A velha “faca de dois gumes” que herdamos dos nossos tataravós, símbolo de duplicidade, de repente perde o fio, tentando em vão cortar o duro hermetismo que a palavra gume representa para tantos falantes de hoje.

Ora, substituir uma palavra estranha, vazia, por uma semelhante que faça ou pareça fazer sentido é uma operação linguística comum, criativa —e muitas vezes inestimável.

Como facas se dão bem com leguminosas, o nó empedrado da incompreensão é removido para dar lugar a um suculento sentido que, além de tudo, é eufônico. Dois. Legumes.

 
O motorista Fabrício Queiroz, ex-assessor do senador Flávio Bolsonaro
O motorista Fabrício Queiroz, ex-assessor do senador Flávio Bolsonaro - Reprodução/SBT

Se a expressão é tão boa, por que virou piada? Para começar, porque gume pode até ser uma palavra difícil para a maioria, mas ainda é suficientemente conhecida dos letrados para funcionar como um desses marcadores de distinção que a sociabilidade brasileira tanto preza.

Além disso, os legumes deturpam o sentido da expressão original, que assinala os dois lados de algo, um positivo e um negativo. No fim, temos uma expressão pronta para ser ridicularizada, bode expiatório da culpa de todas as variantes não cultas. 

Nesse sentido, igual à uva do Queiroz. “Salariozinho bom desse aí para a gente que é pai de família cai como uma uva”, recita o (ex?) agregado e faz-tudo do clã Bolsonaro no áudio em que aparece negociando empregos no Congresso em junho passado, quando já era o mais inencontrável dos homens.

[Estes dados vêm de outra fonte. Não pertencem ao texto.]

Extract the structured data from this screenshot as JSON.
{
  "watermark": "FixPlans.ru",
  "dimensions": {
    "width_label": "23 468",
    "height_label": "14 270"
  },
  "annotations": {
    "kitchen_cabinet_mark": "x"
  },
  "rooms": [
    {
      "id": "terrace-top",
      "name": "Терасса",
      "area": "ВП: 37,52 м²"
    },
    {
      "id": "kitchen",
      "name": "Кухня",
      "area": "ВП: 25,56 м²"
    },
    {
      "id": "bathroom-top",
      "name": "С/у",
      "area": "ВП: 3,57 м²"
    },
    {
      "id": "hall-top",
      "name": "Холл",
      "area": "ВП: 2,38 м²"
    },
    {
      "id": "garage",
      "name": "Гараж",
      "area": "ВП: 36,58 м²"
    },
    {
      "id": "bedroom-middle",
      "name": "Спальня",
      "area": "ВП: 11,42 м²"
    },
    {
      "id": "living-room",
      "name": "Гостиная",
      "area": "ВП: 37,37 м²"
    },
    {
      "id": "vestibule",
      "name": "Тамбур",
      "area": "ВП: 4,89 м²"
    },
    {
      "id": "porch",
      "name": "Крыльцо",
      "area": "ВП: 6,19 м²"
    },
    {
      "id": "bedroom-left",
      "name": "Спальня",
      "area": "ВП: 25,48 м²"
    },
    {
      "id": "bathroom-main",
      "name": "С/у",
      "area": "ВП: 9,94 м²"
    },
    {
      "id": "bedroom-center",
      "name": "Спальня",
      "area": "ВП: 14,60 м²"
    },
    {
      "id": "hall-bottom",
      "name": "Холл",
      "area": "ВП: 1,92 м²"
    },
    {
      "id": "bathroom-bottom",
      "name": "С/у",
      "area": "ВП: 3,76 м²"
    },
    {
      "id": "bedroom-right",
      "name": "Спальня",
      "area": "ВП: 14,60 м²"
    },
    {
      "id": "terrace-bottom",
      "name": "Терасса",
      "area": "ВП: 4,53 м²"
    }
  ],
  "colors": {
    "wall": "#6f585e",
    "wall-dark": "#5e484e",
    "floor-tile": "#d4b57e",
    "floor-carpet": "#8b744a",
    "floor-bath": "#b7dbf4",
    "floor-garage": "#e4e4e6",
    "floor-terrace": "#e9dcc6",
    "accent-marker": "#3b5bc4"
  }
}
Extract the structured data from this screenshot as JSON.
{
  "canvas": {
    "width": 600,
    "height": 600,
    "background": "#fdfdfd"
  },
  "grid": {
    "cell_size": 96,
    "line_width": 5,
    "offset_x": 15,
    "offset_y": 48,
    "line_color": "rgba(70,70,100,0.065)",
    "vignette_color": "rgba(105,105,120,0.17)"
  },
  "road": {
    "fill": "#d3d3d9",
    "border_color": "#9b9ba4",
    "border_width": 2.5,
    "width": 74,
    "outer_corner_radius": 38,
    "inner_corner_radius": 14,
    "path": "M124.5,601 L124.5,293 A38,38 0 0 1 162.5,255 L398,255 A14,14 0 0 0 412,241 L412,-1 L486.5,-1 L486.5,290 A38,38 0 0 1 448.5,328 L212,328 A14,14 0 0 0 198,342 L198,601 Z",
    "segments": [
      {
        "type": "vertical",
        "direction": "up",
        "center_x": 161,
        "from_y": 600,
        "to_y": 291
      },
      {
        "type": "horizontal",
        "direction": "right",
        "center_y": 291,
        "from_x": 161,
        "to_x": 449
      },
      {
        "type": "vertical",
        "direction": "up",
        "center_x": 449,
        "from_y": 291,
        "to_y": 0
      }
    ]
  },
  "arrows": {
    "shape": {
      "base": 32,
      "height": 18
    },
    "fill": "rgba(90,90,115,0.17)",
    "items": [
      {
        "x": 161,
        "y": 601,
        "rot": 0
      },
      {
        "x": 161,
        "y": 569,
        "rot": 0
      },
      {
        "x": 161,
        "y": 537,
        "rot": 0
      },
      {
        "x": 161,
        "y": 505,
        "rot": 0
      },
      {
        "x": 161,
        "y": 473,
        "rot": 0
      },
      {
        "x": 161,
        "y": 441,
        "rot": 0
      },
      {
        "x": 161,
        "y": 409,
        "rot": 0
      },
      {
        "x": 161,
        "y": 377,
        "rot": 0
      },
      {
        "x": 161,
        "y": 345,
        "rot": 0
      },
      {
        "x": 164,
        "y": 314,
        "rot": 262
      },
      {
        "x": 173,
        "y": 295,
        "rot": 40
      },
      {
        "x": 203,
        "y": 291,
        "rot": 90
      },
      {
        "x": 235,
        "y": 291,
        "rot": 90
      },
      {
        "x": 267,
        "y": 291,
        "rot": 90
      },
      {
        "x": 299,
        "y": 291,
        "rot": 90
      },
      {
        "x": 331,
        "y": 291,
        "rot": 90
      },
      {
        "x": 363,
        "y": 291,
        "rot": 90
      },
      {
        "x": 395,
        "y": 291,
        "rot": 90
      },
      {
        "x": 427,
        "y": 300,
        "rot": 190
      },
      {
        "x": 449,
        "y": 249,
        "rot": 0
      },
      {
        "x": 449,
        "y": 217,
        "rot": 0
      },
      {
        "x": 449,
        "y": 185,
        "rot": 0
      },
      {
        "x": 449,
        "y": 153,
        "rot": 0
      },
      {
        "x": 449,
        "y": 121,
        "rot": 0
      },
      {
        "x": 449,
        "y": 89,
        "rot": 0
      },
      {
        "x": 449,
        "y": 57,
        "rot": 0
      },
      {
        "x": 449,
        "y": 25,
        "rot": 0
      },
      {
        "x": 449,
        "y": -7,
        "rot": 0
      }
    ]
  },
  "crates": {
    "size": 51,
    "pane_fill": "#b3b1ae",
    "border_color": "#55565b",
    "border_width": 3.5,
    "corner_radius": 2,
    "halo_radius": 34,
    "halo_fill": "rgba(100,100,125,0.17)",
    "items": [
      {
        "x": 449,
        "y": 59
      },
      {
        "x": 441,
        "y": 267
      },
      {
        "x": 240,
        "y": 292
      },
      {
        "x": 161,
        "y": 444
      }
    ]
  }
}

Na troca da luva pela uva, mais uma vez a falta de familiaridade com a tradição impulsiona uma guinada rumo aos hortifrutigranjeiros. Dessa vez, porém, o problema não está na luva, mas no verbo cair.

Cair tem se tornado cada vez mais apenas desabar, ir ao chão, aquilo que Neymar ficou famoso por fazer. Cair no sentido de assentar ou vestir vai virando uma palavra poética, pouco prática.

E não é um fato que uvas despencam? Claro que sim, a gravidade vale para todos, ainda que, na hora de cair do pé, o fruto da videira fique a anos-luz da proficiência de mangas e jambos.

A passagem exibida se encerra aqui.